Every trader worth his salt adjusts strategy on Fed days. While day traders like our very own Kunal, Maribeth and Z Man love the intraday volatility, the night before a Fed day can put the part-time and swing trader in a cold sweat. However, it doesn’t have to be that way.
The swing trader must do two things on Fed days.
1. Protect current positions
2. Stalk opportunities
Protecting current positions is simple. You already have a stop set for all your positions. On Fed days I monitor my positions closely with mental stops and am quick to cut out of a position that goes against me on heavy volume. Volume is the key here. If the down move is on light move there is often an over reaction to the Fed and I’ll give the position slightly more room. Only slightly. I will not allow for any big losses on this day.

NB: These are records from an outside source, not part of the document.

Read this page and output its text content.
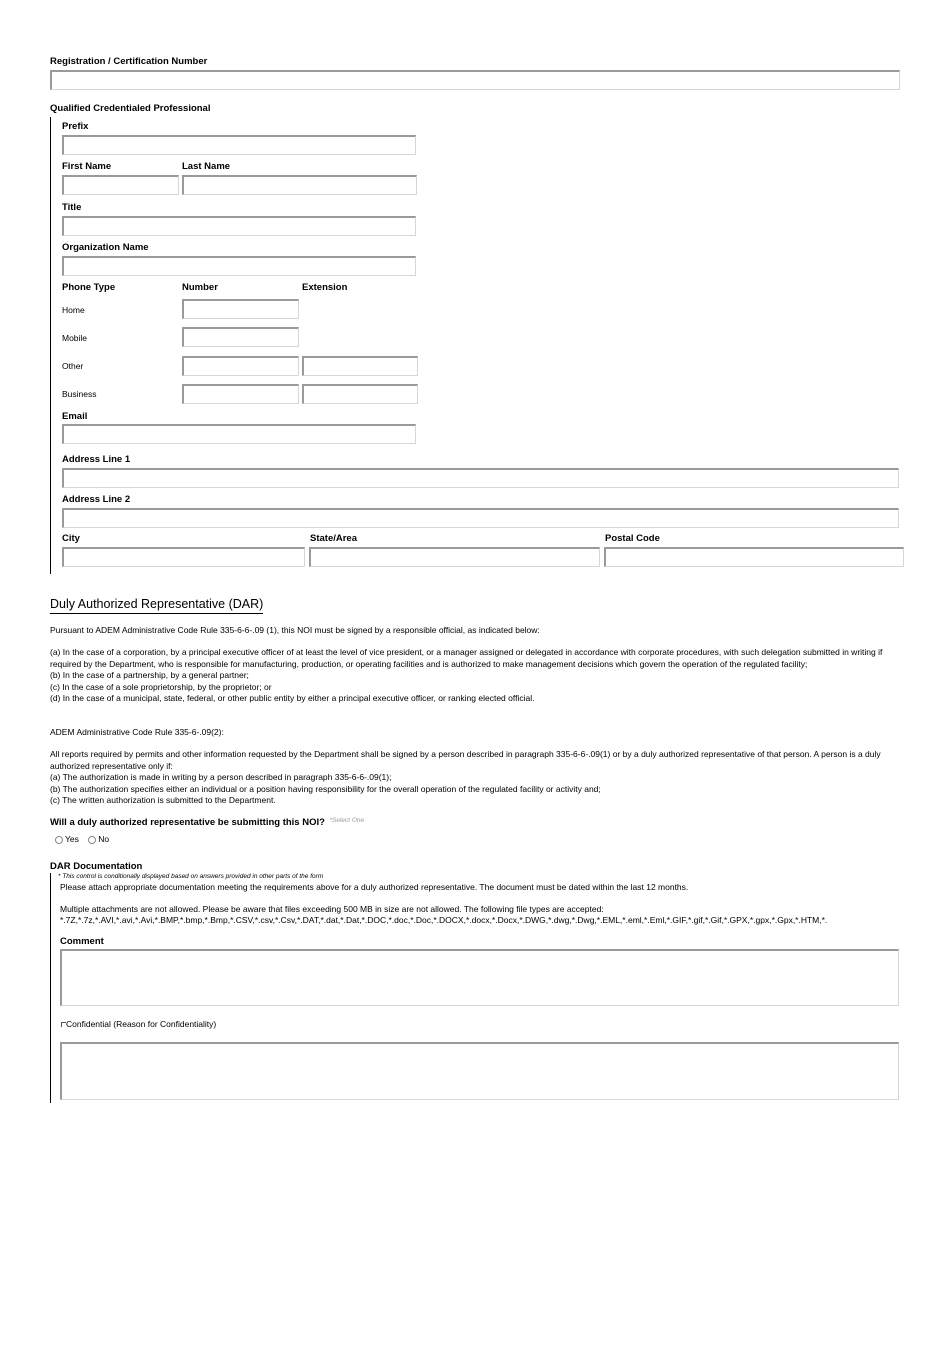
Registration / Certification Number
Qualified Credentialed Professional
Prefix
First Name	Last Name
Title
Organization Name
Phone Type	Number	Extension
Home
Mobile
Other
Business
Email
Address Line 1
Address Line 2
City	State/Area	Postal Code
Duly Authorized Representative (DAR)
Pursuant to ADEM Administrative Code Rule 335-6-6-.09 (1), this NOI must be signed by a responsible official, as indicated below:
(a) In the case of a corporation, by a principal executive officer of at least the level of vice president, or a manager assigned or delegated in accordance with corporate procedures, with such delegation submitted in writing if required by the Department, who is responsible for manufacturing, production, or operating facilities and is authorized to make management decisions which govern the operation of the regulated facility;
(b) In the case of a partnership, by a general partner;
(c) In the case of a sole proprietorship, by the proprietor; or
(d) In the case of a municipal, state, federal, or other public entity by either a principal executive officer, or ranking elected official.
ADEM Administrative Code Rule 335-6-.09(2):
All reports required by permits and other information requested by the Department shall be signed by a person described in paragraph 335-6-6-.09(1) or by a duly authorized representative of that person. A person is a duly authorized representative only if:
(a) The authorization is made in writing by a person described in paragraph 335-6-6-.09(1);
(b) The authorization specifies either an individual or a position having responsibility for the overall operation of the regulated facility or activity and;
(c) The written authorization is submitted to the Department.
Will a duly authorized representative be submitting this NOI? $^{*Select One}$
Yes No
DAR Documentation
* This control is conditionally displayed based on answers provided in other parts of the form
Please attach appropriate documentation meeting the requirements above for a duly authorized representative. The document must be dated within the last 12 months.
Multiple attachments are not allowed. Please be aware that files exceeding 500 MB in size are not allowed. The following file types are accepted:
*.7Z,*.7z,*.AVI,*.avi,*.Avi,*.BMP,*.bmp,*.Bmp,*.CSV,*.csv,*.Csv,*.DAT,*.dat,*.Dat,*.DOC,*.doc,*.Doc,*.DOCX,*.docx,*.Docx,*.DWG,*.dwg,*.Dwg,*.EML,*.eml,*.Eml,*.GIF,*.gif,*.Gif,*.GPX,*.gpx,*.Gpx,*.HTM,*.
Comment
Confidential (Reason for Confidentiality)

Now the fun part. Fed days can also be known as “over reaction” day, and many great stocks get hit for a day or two before rebounding. The key is identifying the stock that is just hit with a momentary blip versus stocks that are tumbling into down trends or hard pullbacks.
Stocks front and center on Fed days are stocks with recent strong catalysts like earnings, fantastic money flow and volume patterns and stocks from recent leading sectors. If I see what looks like an over reaction in a stock like this, and the pullback gives me great reward to risk, I’ll take a shot with an entry. I generally go with a smaller position size and as usually, vigilantly manage risk.